Comoros (GDP per capita is 20% lower than peak in 1984).

Guinea (amazingly flat)

Kenya (strong growth until 1972, stagnation for three decades, return to less impressive growth)

Niger (fantastic decline from 1966 onward followed by stagnation)

Gambia (stagnation since 1978)

Belgian Congo (it was 2.6X better off in real GDP per capita terms under Belgium).

Djibouti (country still not up to its 1990 level of real GDP per capita).

Burundi (5% growth per 53-year period)

Ivory Coast (strong growth until 1978; then, collapse until 2011)

Now, ask yourself: what was different between the failures and successes?
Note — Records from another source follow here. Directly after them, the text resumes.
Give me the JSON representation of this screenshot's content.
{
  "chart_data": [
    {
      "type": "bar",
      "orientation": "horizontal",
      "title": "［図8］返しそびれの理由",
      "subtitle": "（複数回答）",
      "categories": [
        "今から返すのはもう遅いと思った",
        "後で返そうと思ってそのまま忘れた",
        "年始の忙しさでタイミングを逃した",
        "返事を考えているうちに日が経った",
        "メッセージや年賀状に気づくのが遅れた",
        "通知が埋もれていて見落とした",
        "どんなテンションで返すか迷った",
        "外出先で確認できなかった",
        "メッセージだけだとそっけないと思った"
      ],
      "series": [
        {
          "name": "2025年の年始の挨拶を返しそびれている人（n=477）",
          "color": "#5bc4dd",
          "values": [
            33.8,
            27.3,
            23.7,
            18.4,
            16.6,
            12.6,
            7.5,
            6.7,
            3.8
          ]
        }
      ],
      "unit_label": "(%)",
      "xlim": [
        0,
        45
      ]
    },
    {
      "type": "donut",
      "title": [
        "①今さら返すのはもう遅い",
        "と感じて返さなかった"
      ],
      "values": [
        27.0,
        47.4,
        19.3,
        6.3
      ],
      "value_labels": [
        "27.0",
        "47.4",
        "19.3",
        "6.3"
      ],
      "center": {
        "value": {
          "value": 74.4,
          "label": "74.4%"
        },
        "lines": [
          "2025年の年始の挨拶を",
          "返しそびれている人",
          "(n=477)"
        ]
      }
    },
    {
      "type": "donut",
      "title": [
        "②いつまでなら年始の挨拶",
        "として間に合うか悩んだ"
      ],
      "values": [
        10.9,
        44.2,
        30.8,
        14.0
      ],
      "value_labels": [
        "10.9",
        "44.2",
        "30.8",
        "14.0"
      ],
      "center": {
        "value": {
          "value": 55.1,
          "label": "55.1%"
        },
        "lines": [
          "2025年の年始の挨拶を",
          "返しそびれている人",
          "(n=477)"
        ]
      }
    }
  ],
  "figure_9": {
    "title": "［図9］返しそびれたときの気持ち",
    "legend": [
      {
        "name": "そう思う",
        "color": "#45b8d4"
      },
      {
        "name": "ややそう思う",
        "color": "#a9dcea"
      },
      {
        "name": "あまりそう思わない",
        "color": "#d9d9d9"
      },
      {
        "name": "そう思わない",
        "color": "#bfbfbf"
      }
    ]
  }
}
Both some of the Latin American failures and the Asian tigers had industrial policies. Mexico has more economic freedom than China, but the labor force in Mexico is prematurely shifting away from the productive sectors (manufacturing and agriculture) and into the famously unproductive traditional economy and services, while China has successfully continued its rapid growth. What prevented the Comoros from growing like Taiwan, Singapore, or Egypt? Why is Belarus, well known for its red tape and financial repression, one of the development successes?

Author: pithom

A Catholic Christian with an interest in the history of the ancient Near East. Author of the Against Jebel al-Lawz Wordpress blog.

3 thoughts on “Development Successes; Development Failures”

    1. Economics has fifty moving parts. Mexico’s problems are not Nepal’s problems, and Haiti’s problems aren’t necessarily South Africa’s problems. The best evidence here would probably be surveys of investors, workers, and firm managers, both foreign and domestic, in various countries. Probably the best guarantee for sustained RGDP growth (except for Japan) is increased economic complexity.